It was just the way I was shown to run them lol. I think it was more to keep them from getting tangled in turns in case you pinch it a little sharp. But in 12 the years ive been fishing with the guy that showed me how to set dipsies we have never had high and low divers get tangled with each other. Now we did have someone set a diver on the wrong side of boat and take out 3 out of 4 downrigger lines


----------



## FISHIN 2 (Jun 22, 2005)

Yes, set the outside dipsey lead a little shorter, it will help clear inside when tripped.


----------



## sherman51 (Apr 12, 2011)

I do it just the opposite way on my boat.
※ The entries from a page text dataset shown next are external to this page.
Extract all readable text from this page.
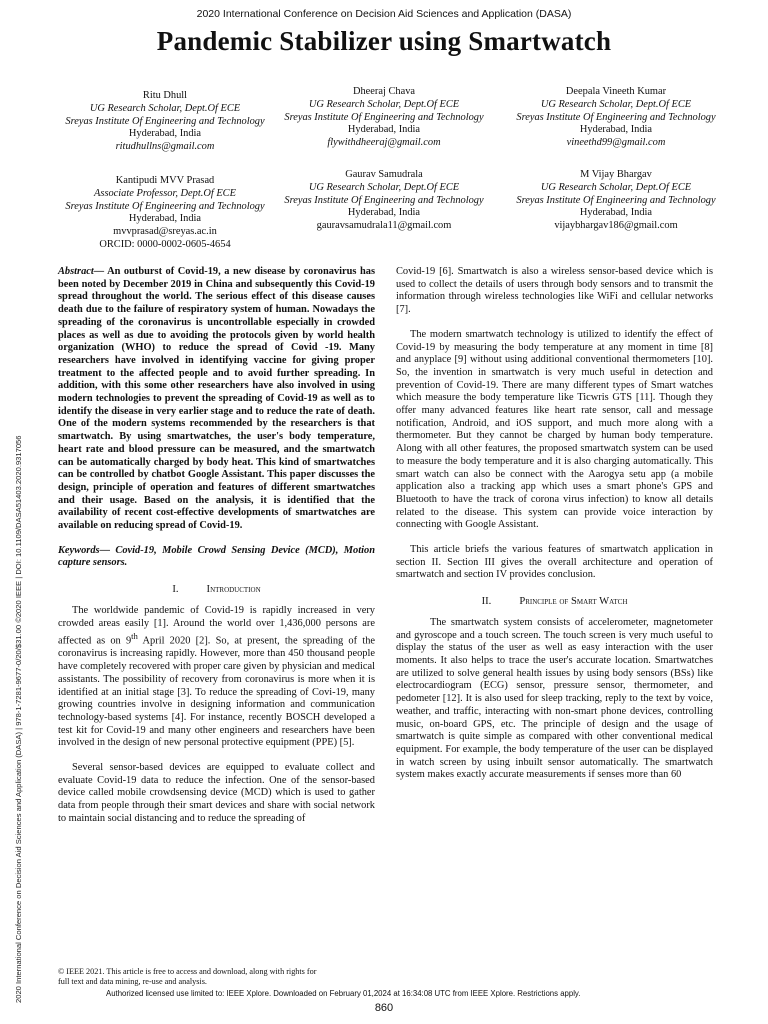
2020 International Conference on Decision Aid Sciences and Application (DASA)
Pandemic Stabilizer using Smartwatch
Ritu Dhull
UG Research Scholar, Dept.Of ECE
Sreyas Institute Of Engineering and Technology
Hyderabad, India
ritudhullns@gmail.com
Dheeraj Chava
UG Research Scholar, Dept.Of ECE
Sreyas Institute Of Engineering and Technology
Hyderabad, India
flywithdheeraj@gmail.com
Deepala Vineeth Kumar
UG Research Scholar, Dept.Of ECE
Sreyas Institute Of Engineering and Technology
Hyderabad, India
vineethd99@gmail.com
Kantipudi MVV Prasad
Associate Professor, Dept.Of ECE
Sreyas Institute Of Engineering and Technology
Hyderabad, India
mvvprasad@sreyas.ac.in
ORCID: 0000-0002-0605-4654
Gaurav Samudrala
UG Research Scholar, Dept.Of ECE
Sreyas Institute Of Engineering and Technology
Hyderabad, India
gauravsamudrala11@gmail.com
M Vijay Bhargav
UG Research Scholar, Dept.Of ECE
Sreyas Institute Of Engineering and Technology
Hyderabad, India
vijaybhargav186@gmail.com
2020 International Conference on Decision Aid Sciences and Application (DASA) | 978-1-7281-9677-0/20/$31.00 ©2020 IEEE | DOI: 10.1109/DASA51403.2020.9317056

Abstract— An outburst of Covid-19, a new disease by coronavirus has been noted by December 2019 in China and subsequently this Covid-19 spread throughout the world. The serious effect of this disease causes death due to the failure of respiratory system of human. Nowadays the spreading of the coronavirus is uncontrollable especially in crowded places as well as due to avoiding the protocols given by world health organization (WHO) to reduce the spread of Covid -19. Many researchers have involved in identifying vaccine for giving proper treatment to the affected people and to avoid further spreading. In addition, with this some other researchers have also involved in using modern technologies to prevent the spreading of Covid-19 as well as to identify the disease in very earlier stage and to reduce the rate of death. One of the modern systems recommended by the researchers is that smartwatch. By using smartwatches, the user's body temperature, heart rate and blood pressure can be measured, and the smartwatch can be automatically charged by body heat. This kind of smartwatches can be controlled by chatbot Google Assistant. This paper discusses the design, principle of operation and features of different smartwatches and their usage. Based on the analysis, it is identified that the availability of recent cost-effective developments of smartwatches are available on reducing spread of Covid-19.

Keywords— Covid-19, Mobile Crowd Sensing Device (MCD), Motion capture sensors.

I.	Introduction

The worldwide pandemic of Covid-19 is rapidly increased in very crowded areas easily [1]. Around the world over 1,436,000 persons are affected as on 9th April 2020 [2]. So, at present, the spreading of the coronavirus is increasing rapidly. However, more than 450 thousand people have completely recovered with proper care given by physician and medical assistants. The possibility of recovery from coronavirus is more when it is identified at an initial stage [3]. To reduce the spreading of Covi-19, many growing countries involve in designing information and communication technology-based systems [4]. For instance, recently BOSCH developed a test kit for Covid-19 and many other engineers and researchers have been involved in the design of new personal protective equipment (PPE) [5].

Several sensor-based devices are equipped to evaluate collect and evaluate Covid-19 data to reduce the infection. One of the sensor-based device called mobile crowdsensing device (MCD) which is used to gather data from people through their smart devices and share with social network to maintain social distancing and to reduce the spreading of

Covid-19 [6]. Smartwatch is also a wireless sensor-based device which is used to collect the details of users through body sensors and to transmit the information through wireless technologies like WiFi and cellular networks [7].

The modern smartwatch technology is utilized to identify the effect of Covid-19 by measuring the body temperature at any moment in time [8] and anyplace [9] without using additional conventional thermometers [10]. So, the invention in smartwatch is very much useful in detection and prevention of Covid-19. There are many different types of Smart watches which measure the body temperature like Ticwris GTS [11]. Though they offer many advanced features like heart rate sensor, call and message notification, Android, and iOS support, and much more along with a thermometer. But they cannot be charged by human body temperature. Along with all other features, the proposed smartwatch system can be used to measure the body temperature and it is also charging automatically. This smart watch can also be connect with the Aarogya setu app (a mobile application also a tracking app which uses a smart phone's GPS and Bluetooth to have the track of corona virus infection) to know all details related to the disease. This system can provide voice interaction by connecting with Google Assistant.

This article briefs the various features of smartwatch application in section II. Section III gives the overall architecture and operation of smartwatch and section IV provides conclusion.

II.	Principle of Smart Watch

The smartwatch system consists of accelerometer, magnetometer and gyroscope and a touch screen. The touch screen is very much useful to display the status of the user as well as easy interaction with the user moments. It also helps to trace the user's accurate location. Smartwatches are utilized to solve general health issues by using body sensors (BSs) like electrocardiogram (ECG) sensor, pressure sensor, thermometer, and pedometer [12]. It is also used for sleep tracking, reply to the text by voice, weather, and traffic, interacting with non-smart phone devices, controlling music, on-board GPS, etc. The principle of design and the usage of smartwatch is quite simple as compared with other conventional medical equipment. For example, the body temperature of the user can be displayed in watch screen by using inbuilt sensor automatically. The smartwatch system makes exactly accurate measurements if senses more than 60

© IEEE 2021. This article is free to access and download, along with rights for full text and data mining, re-use and analysis.
Authorized licensed use limited to: IEEE Xplore. Downloaded on February 01,2024 at 16:34:08 UTC from IEEE Xplore. Restrictions apply.
860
I set the 3 setting out 10' or 20' farther than the middle rod set on 2 then set the back diver set on 1 out shorter than the middle diver. but when I put the 3 diver out with the 2 and 1 diver out I start by putting the diver in the water as far to the other side of the boat as I can, then with the clicker on I let out line until the 3 diver is out past the 2 diver then I take the rod up and over the 1 and 2 divers and place the rod in the holder, then the diver goes up and over the 1 and 2 divers and settles into its spot. this is how I learned to do it on a charter I took when I first started using divers.

we have also put a diver out on the wrong side of the boat. but that was when we first started. now I run 3 sealine sg17 reels on one side of the boat which are black reels. then I run 3 accudepth plus adp17 reels on the other side which are silver reels. this way even new people can never make the mistake of putting the wrong diver out on the wrong side.
sherman


----------